A mesma ex-directora do BES evoca que pediu a Ricardo Salgado e a Morais Pires que fossem explicar à equipa de Vítor Bento "toda a temática das obrigações" [mobilizadas através da Eurofin], mas ambos “recusaram”. “E mais não posso dizer…”
A audição de Isabel Almeida terminou escassos 10 minutos antes da hora marcada para se iniciar o testemunho de António Souto. O ex-administrador que era responsável pela compliance - um dos “pilares” do controlo interno do BES - falou aos deputados no registo habitual aos dirigentes de topo do banco. “Desconhecia” a maior parte das questões que levaram ao desfecho que se conhece. E nem com um convite expresso do deputado socialista José Magalhães admitiu fazer uma "auto-crítica".
Souto, que foi suspenso pelo BdP no dia 30 de Julho de 2014, reformou-se, mas voltou como colaborador externo da equipa de Vítor Bento no Novo banco.
O ex-administrador explicou que o departamento que chefiava era “o responsável pelos manuais de controlo interno” do banco.
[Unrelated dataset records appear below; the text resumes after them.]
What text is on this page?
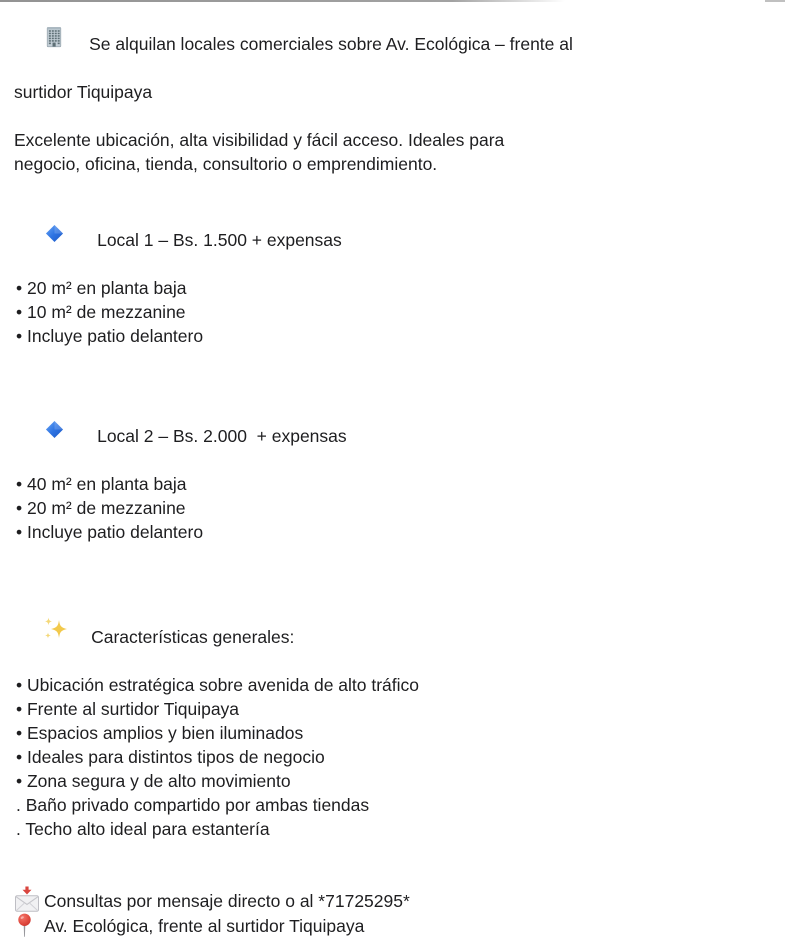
Se alquilan locales comerciales sobre Av. Ecológica – frente al

surtidor Tiquipaya
Excelente ubicación, alta visibilidad y fácil acceso. Ideales para
negocio, oficina, tienda, consultorio o emprendimiento.

Local 1 – Bs. 1.500 + expensas

• 20 m² en planta baja
• 10 m² de mezzanine
• Incluye patio delantero

Local 2 – Bs. 2.000  + expensas

• 40 m² en planta baja
• 20 m² de mezzanine
• Incluye patio delantero

Características generales:

• Ubicación estratégica sobre avenida de alto tráfico
• Frente al surtidor Tiquipaya
• Espacios amplios y bien iluminados
• Ideales para distintos tipos de negocio
• Zona segura y de alto movimiento
. Baño privado compartido por ambas tiendas
. Techo alto ideal para estantería

Consultas por mensaje directo o al *71725295*

Av. Ecológica, frente al surtidor Tiquipaya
Só em manuais desses, revelou, “o BES tem mais de 300”. “É onde assentam os modos de proceder do banco.”
Isso não impediu, contudo, que as contas do grupo viessem a influir na plêiade de regras escritas do banco. Para este responsável, a falência do GES e a resolução do BES têm uma causa “muito clara”: “A adulteração das contas do GES.”
Mas isso só foi claro depois. Até porque o administrador desconhecia quase tudo: “Muita coisa acabei por saber com a transcrição das actas do Conselho Superior”, reveladas pelo jornal i já depois da resolução.